Figura 2. Análise de erros e cálculo de índices no processo de maquinagem. Foto: Kapp Niles
Figura 2. Análise de erros e cálculo de índices no processo de maquinagem. Foto: Kapp Niles.

Este sinal pode ser utilizado para detetar um possível erro no ângulo da linha de flanco (fHß) numa fase inicial. Stegner explica: “Contudo, o procedimento através de deteção envolvente atinge aqui os seus limites, uma vez que o erro é difícil de identificar. Enquanto o sinal permanecer dentro da envolvente não é acionado qualquer alarme. Portanto, é necessária uma forma de avaliação mais inteligente. Uma inteligência artificial que tente emular as estruturas humanas de tomada de decisões. Trata-se de tomar decisões com base numa diversidade de informações diferentes - às quais se sobrepõem as próprias experiências - sobre as quais se atua”.

Supervisão de processos: intervir antes que seja demasiado tarde

A supervisão do processo pode ser definida como o seguimento e a avaliação do processo de trituração por componentes específicos. Tal como foi descrito, não é trivial gerar uma instrução de atuação a partir dos sinais dos sensores. Mas é possível. A partir dos sinais de tempo podem formar-se diversos valores característicos. No caso mais simples, podem ser valores máximos ou RMS (Root Mean Square) dos sinais. Em seguida, os valores característicos são combinados com os dados conhecidos do projeto através de algoritmos e processam-se em índices, por exemplo, um índice de ruído ou de rutura de parafusos. Achim Stegner explica especificamente os ruídos de transmissão: “Pode ser criada uma análise de ordem similar ao espetro de ordem num banco de ensaio de fim de linha para os componentes críticos do ruído através de uma FFT (Transformação rápida de Fourier). Isto facilita a classificação dos sinais registados e a sua relação com os resultados no banco de ensaio da transmissão (ver a figura 3). Os dados de medição que não são processados não servem para nada”.

Figura 3. Espetro de ordem, registado num banco de ensaio de transmissão. Foto: Kapp Niles
Figura 3. Espetro de ordem, registado num banco de ensaio de transmissão. Foto: Kapp Niles.

No final, especialmente no contexto de fabrico, apenas alguns índices adequados ajudam a identificar os erros de forma muito específica.
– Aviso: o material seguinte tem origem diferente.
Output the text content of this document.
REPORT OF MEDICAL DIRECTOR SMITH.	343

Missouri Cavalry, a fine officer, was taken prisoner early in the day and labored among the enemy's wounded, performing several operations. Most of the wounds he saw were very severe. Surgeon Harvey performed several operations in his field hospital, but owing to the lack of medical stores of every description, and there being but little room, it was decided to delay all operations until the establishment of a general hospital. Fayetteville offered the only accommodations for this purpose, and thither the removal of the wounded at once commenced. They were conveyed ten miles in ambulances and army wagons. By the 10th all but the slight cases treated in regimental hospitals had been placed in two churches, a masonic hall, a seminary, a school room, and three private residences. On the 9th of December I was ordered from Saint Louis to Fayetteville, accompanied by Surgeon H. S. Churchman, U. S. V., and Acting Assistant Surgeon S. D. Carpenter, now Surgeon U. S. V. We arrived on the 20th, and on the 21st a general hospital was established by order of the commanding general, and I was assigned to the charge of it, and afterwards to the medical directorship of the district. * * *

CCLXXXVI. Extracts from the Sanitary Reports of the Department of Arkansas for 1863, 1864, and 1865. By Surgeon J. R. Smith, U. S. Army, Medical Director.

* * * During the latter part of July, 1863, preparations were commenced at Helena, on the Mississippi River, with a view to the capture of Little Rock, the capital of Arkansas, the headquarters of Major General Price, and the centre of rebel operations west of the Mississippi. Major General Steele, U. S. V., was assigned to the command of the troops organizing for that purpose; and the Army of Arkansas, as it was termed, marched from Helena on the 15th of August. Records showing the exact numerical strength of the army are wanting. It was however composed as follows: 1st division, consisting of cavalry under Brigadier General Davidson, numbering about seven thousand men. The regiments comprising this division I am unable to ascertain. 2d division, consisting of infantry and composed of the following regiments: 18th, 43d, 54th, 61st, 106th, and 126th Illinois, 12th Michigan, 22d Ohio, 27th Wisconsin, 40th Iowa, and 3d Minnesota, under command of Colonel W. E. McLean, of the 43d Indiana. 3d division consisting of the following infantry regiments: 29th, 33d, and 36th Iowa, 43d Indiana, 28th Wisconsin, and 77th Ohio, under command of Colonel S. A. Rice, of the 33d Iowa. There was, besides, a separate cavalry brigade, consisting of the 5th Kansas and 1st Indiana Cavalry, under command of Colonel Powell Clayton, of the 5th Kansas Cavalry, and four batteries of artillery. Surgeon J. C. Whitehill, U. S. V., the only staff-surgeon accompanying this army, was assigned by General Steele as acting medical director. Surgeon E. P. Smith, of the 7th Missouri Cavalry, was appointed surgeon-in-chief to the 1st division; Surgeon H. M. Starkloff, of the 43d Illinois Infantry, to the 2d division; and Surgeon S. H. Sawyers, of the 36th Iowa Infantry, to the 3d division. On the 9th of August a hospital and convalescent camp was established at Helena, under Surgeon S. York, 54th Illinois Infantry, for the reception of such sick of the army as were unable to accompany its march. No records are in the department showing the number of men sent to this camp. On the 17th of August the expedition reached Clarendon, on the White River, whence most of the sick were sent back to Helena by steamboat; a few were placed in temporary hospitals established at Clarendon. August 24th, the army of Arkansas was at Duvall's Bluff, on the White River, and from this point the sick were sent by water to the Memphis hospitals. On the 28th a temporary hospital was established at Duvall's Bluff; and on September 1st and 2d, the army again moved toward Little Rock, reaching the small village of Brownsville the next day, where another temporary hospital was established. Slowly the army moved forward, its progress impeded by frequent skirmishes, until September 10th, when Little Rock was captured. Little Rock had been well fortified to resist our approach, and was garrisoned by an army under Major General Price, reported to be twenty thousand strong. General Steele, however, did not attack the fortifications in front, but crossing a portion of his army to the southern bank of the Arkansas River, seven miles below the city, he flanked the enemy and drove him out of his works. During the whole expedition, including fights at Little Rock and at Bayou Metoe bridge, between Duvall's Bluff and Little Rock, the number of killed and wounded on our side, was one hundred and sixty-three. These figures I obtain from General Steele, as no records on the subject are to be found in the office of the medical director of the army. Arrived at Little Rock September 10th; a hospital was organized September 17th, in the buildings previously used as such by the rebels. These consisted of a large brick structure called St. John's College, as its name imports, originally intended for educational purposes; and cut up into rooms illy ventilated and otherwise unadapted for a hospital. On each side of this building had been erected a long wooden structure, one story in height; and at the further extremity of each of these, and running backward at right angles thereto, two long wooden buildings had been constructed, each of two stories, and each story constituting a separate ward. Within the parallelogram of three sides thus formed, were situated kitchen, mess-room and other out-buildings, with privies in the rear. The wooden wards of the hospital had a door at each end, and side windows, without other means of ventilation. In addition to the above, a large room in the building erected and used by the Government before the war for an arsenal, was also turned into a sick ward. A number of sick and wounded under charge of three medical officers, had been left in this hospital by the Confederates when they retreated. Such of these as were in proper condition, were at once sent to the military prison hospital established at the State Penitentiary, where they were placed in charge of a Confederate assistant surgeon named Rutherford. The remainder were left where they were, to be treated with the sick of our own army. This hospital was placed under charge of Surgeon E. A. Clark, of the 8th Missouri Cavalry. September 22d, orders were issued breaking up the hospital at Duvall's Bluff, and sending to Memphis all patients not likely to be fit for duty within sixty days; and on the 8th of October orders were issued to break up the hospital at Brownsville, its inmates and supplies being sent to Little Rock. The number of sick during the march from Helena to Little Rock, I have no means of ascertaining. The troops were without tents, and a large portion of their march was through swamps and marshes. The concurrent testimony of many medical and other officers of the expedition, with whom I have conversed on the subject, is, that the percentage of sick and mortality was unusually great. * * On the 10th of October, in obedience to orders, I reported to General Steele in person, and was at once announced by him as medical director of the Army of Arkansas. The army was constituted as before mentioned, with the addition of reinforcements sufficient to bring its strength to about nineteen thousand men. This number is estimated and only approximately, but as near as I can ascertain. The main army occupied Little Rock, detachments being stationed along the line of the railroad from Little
Portanto, as vantagens da supervisão de processos são visíveis nos seguintes pontos:

  • Verificação de 100 % de todos os componentes
  • Identificação de anomalias quando ainda se está no processo de retificação
  • Deteção de falhas específicas dos componentes
  • Notificação seletiva das irregularidades
  • Intervenção adaptativa no processo
  • Rastreio de peças

Passo seguinte: normalização

A supervisão de processos ainda não é uma aplicação que possa ser simplesmente descarregada e utilizada. Trata-se antes de um desenvolvimento específico do cliente e da aplicação que define e supervisiona os índices em relação ao respetivo componente. Mas mesmo este primeiro passo é muito mais do que era considerado exequível até há pouco tempo. Achim Stegner diz a esse respeito: "Vários clientes-piloto já utilizam hoje esta funcionalidade. Já podemos detetar diferentes erros e intervir no processo.

Além disso, já estamos a trabalhar para que a retificadora aprenda por si mesma os valores característicos dos novos componentes. Contudo, isto exige, evidentemente, um amplo conhecimento empírico a partir de padrões de erro, a qualidade geométrica dos componentes e a correspondente retroalimentação do banco de ensaios de transmissão". Friedrich Wölfel acrescenta: “O próximo objetivo é que o utilizador também possa utilizar esta funcionalidade sem o nosso apoio específico de componentes. Também é importante entender que a supervisão de processos e o circuito fechado não são contraditórios, mas sim complementares”.

Ambas as abordagens da garantia de qualidade integrada no processo já estão atualmente disponíveis para as máquinas da Kapp Niles e, graças à experiência adquirida na produção em série, estão continuamente a ser-lhes dados novos âmbitos funcionais e opções de utilização.